Because the hotels are extended-stay, there is no turn-down, cleaning or linen service provided. Residents are required to maintain their own rooms and wash their sheets. In March, after COVID-19 restrictions went into place and cleaning products started flying off shelves, the ministry team asked parishioners to provide cleaning and hygiene supplies. Lazarus Ministry brought in more than 100 baskets, April 1, with much needed resources. “The timing of the program with people needing to maintain a sanitary environment worked out really well,” he said. The stay-at-home mandate began two days later.
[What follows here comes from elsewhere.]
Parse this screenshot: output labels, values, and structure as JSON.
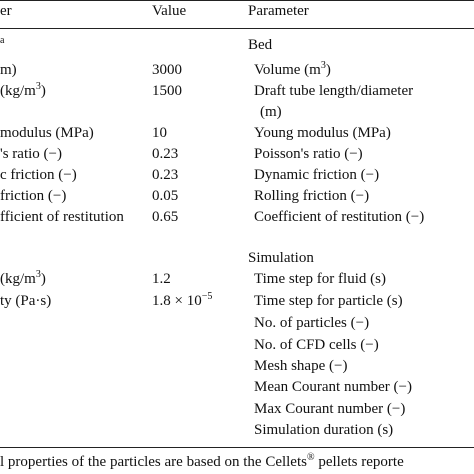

Deacon Lindeman noted there are hundreds of children living in these hotels, attending local schools, and many schools are geared with providing meal programs. Many residents are “gig workers” who take jobs as they can or are employed in low-wage jobs without benefits. As rooms must be paid for in advance, “several stay for a week, then live in their cars for a time until they can again afford to rent a room.,” he said. “Others have lived there for years, but can’t save enough for first and last deposits or they have low credit.” He added, “They would like to think it’s transitional, but in practice it hasn’t worked that way.” He noted, “The ultimate goals of the ministry is to help it become transitional housing so we can assist these people in getting out of the hotels and into more permanent residences.” Deacon Lindeman is the first to admit this is a work-in-progress.
The ministry will continue to work with the Winter Park Housing Authority and Christian Service Center toward a transitional program that leads extended-stay residents to permanent homes. Meanwhile, they meet residents where they are and accompany them in their trials.